Il primo tentativo di sequestro
Lea Garofalo conosce molti segreti della lotta fra le famiglie Garofalo e Mirabelli di Petilia Policastro e quando scompare, nel novembre del 2009, il giudice per le indagini preliminari di Campobasso Teresina Pepe parla subito di sospetti a carico dell’ex compagno della donna e ne dispone l’ordine di custodia cautelare: «È possibile affermare che Cosco avesse un interesse concreto sia a vendicarsi di quanto la Garofalo aveva già detto, sia ad evitare che potesse riferire altro». Insieme a Carlo Cosco viene arrestato anche Massimo Sabatino: entrambi sono sospettati di avere tentato un primo rapimento della donna pochi mesi prima della sua definitiva scomparsa.
Nel maggio del 2009 Lea Garofalo era andata infatti dai carabinieri di Campobasso e aveva raccontato di avere subito un’aggressione nel suo appartamento. La storia che Lea racconta ai carabinieri è questa. È il 5 maggio e la sua lavatrice si rompe. Decide di chiamare Carlo Cosco – che vive a Milano, ma su questo torneremo dopo – e lui le trova subito un idraulico. Solo che quello che bussa alla sua porta non è un idraulico ma Masimo Sabatino, 37 anni, che Cosco ha mandato per uccidere la «sua donna». Secondo la ricostruzione dei carabinieri e della Procura di Campobasso, l’uomo riesce a entrare in casa senza difficoltà e poi aggredisce Lea Garofalo.
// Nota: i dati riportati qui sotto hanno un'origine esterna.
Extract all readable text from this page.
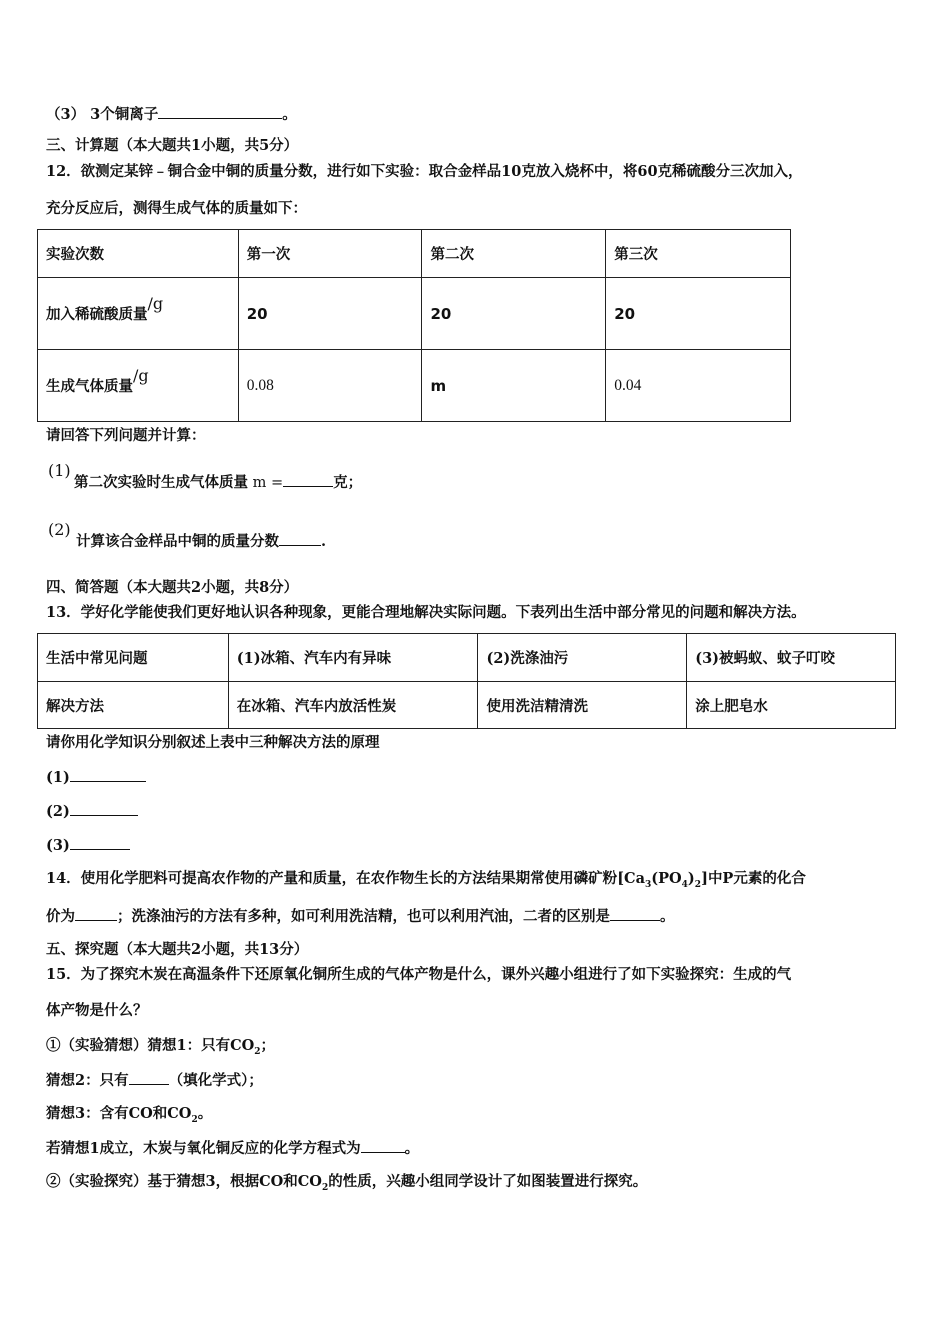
（3） 3个铜离子	。
三、计算题（本大题共1小题，共5分）
12．欲测定某锌﹣铜合金中铜的质量分数，进行如下实验：取合金样品10克放入烧杯中，将60克稀硫酸分三次加入，
充分反应后，测得生成气体的质量如下：
实验次数	第一次	第二次	第三次
加入稀硫酸质量/g	20	20	20
生成气体质量/g	0.08	m	0.04
请回答下列问题并计算：
(1)
第二次实验时生成气体质量 m =	克；
(2)
计算该合金样品中铜的质量分数	.
四、简答题（本大题共2小题，共8分）
13．学好化学能使我们更好地认识各种现象，更能合理地解决实际问题。下表列出生活中部分常见的问题和解决方法。
生活中常见问题	(1)冰箱、汽车内有异味	(2)洗涤油污	(3)被蚂蚁、蚊子叮咬
解决方法	在冰箱、汽车内放活性炭	使用洗洁精清洗	涂上肥皂水
请你用化学知识分别叙述上表中三种解决方法的原理
(1)
(2)
(3)
14．使用化学肥料可提高农作物的产量和质量，在农作物生长的方法结果期常使用磷矿粉$[Ca_3(PO_4)_2]$中P元素的化合
价为	；洗涤油污的方法有多种，如可利用洗洁精，也可以利用汽油，二者的区别是	。
五、探究题（本大题共2小题，共13分）
15．为了探究木炭在高温条件下还原氧化铜所生成的气体产物是什么，课外兴趣小组进行了如下实验探究：生成的气
体产物是什么？
①（实验猜想）猜想1：只有$CO_2$；
猜想2：只有	（填化学式）；
猜想3：含有CO和$CO_2$。
若猜想1成立，木炭与氧化铜反应的化学方程式为	。
②（实验探究）基于猜想3，根据CO和$CO_2$的性质，兴趣小组同学设计了如图装置进行探究。
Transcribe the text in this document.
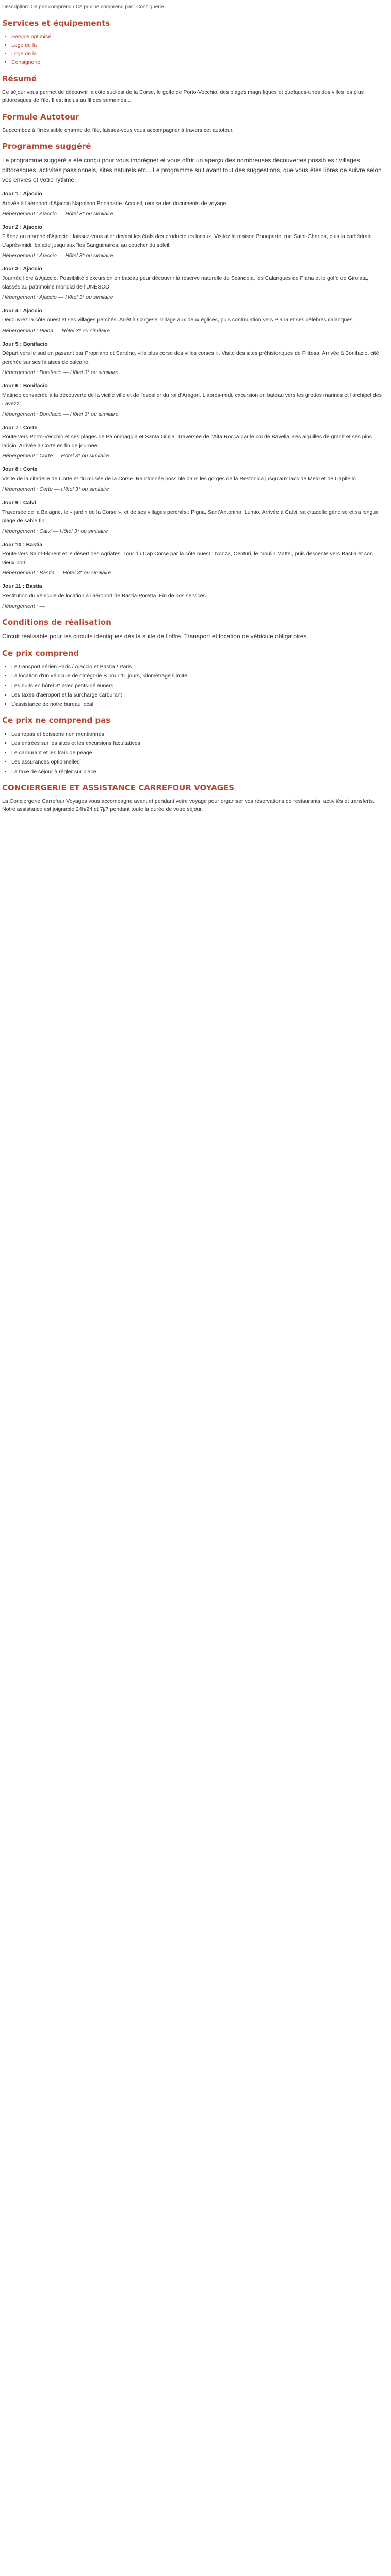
Description: Ce prix comprend / Ce prix ne comprend pas: Consignerie
Services et équipements
• Service optimisé
• Logo de la
• Loge de la
• Consignerie
Résumé

Ce séjour vous permet de découvrir la côte sud-est de la Corse, le golfe de Porto-Vecchio, des plages magnifiques et quelques-unes des villes les plus pittoresques de l'île. Il est inclus au fil des semaines...

Formule Autotour

Succombez à l'irrésistible charme de l'île, laissez-vous vous accompagner à travers cet autotour.

Programme suggéré

Le programme suggéré a été conçu pour vous imprégner et vous offrir un aperçu des nombreuses découvertes possibles : villages pittoresques, activités passionnels, sites naturels etc... Le programme suit avant tout des suggestions, que vous êtes libres de suivre selon vos envies et votre rythme.

Jour 1 : Ajaccio

Arrivée à l'aéroport d'Ajaccio Napoléon Bonaparte. Accueil, remise des documents de voyage.

Hébergement : Ajaccio — Hôtel 3* ou similaire

Jour 2 : Ajaccio

Flânez au marché d'Ajaccio : laissez-vous aller devant les étals des producteurs locaux. Visitez la maison Bonaparte, rue Saint-Charles, puis la cathédrale. L'après-midi, balade jusqu'aux îles Sanguinaires, au coucher du soleil.

Hébergement : Ajaccio — Hôtel 3* ou similaire

Jour 3 : Ajaccio

Journée libre à Ajaccio. Possibilité d'excursion en bateau pour découvrir la réserve naturelle de Scandola, les Calanques de Piana et le golfe de Girolata, classés au patrimoine mondial de l'UNESCO.

Hébergement : Ajaccio — Hôtel 3* ou similaire

Jour 4 : Ajaccio

Découvrez la côte ouest et ses villages perchés. Arrêt à Cargèse, village aux deux églises, puis continuation vers Piana et ses célèbres calanques.

Hébergement : Piana — Hôtel 3* ou similaire

Jour 5 : Bonifacio

Départ vers le sud en passant par Propriano et Sartène, « la plus corse des villes corses ». Visite des sites préhistoriques de Filitosa. Arrivée à Bonifacio, cité perchée sur ses falaises de calcaire.

Hébergement : Bonifacio — Hôtel 3* ou similaire

Jour 6 : Bonifacio

Matinée consacrée à la découverte de la vieille ville et de l'escalier du roi d'Aragon. L'après-midi, excursion en bateau vers les grottes marines et l'archipel des Lavezzi.

Hébergement : Bonifacio — Hôtel 3* ou similaire

Jour 7 : Corte

Route vers Porto-Vecchio et ses plages de Palombaggia et Santa Giulia. Traversée de l'Alta Rocca par le col de Bavella, ses aiguilles de granit et ses pins laricio. Arrivée à Corte en fin de journée.

Hébergement : Corte — Hôtel 3* ou similaire

Jour 8 : Corte

Visite de la citadelle de Corte et du musée de la Corse. Randonnée possible dans les gorges de la Restonica jusqu'aux lacs de Melo et de Capitello.

Hébergement : Corte — Hôtel 3* ou similaire

Jour 9 : Calvi

Traversée de la Balagne, le « jardin de la Corse », et de ses villages perchés : Pigna, Sant'Antonino, Lumio. Arrivée à Calvi, sa citadelle génoise et sa longue plage de sable fin.

Hébergement : Calvi — Hôtel 3* ou similaire

Jour 10 : Bastia

Route vers Saint-Florent et le désert des Agriates. Tour du Cap Corse par la côte ouest : Nonza, Centuri, le moulin Mattei, puis descente vers Bastia et son vieux port.

Hébergement : Bastia — Hôtel 3* ou similaire

Jour 11 : Bastia

Restitution du véhicule de location à l'aéroport de Bastia-Poretta. Fin de nos services.

Hébergement : —

Conditions de réalisation

Circuit réalisable pour les circuits identiques dès la suite de l'offre. Transport et location de véhicule obligatoires.

Ce prix comprend
• Le transport aérien Paris / Ajaccio et Bastia / Paris
• La location d'un véhicule de catégorie B pour 11 jours, kilométrage illimité
• Les nuits en hôtel 3* avec petits-déjeuners
• Les taxes d'aéroport et la surcharge carburant
• L'assistance de notre bureau local
Ce prix ne comprend pas
• Les repas et boissons non mentionnés
• Les entrées sur les sites et les excursions facultatives
• Le carburant et les frais de péage
• Les assurances optionnelles
• La taxe de séjour à régler sur place
CONCIERGERIE ET ASSISTANCE CARREFOUR VOYAGES

La Conciergerie Carrefour Voyages vous accompagne avant et pendant votre voyage pour organiser vos réservations de restaurants, activités et transferts. Notre assistance est joignable 24h/24 et 7j/7 pendant toute la durée de votre séjour.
La donna racconta ai carabinieri di essere riuscita a sottrarsi all’agguato anche grazie all’aiuto della figlia Denise e dice che dietro il tentativo di sequestro c’è sicuramente Cosco, preoccupato per quello che lei avrebbe potuto rivelare a novembre durante l’udienza di un processo a cui era stata chiamata a testimoniare a Firenze.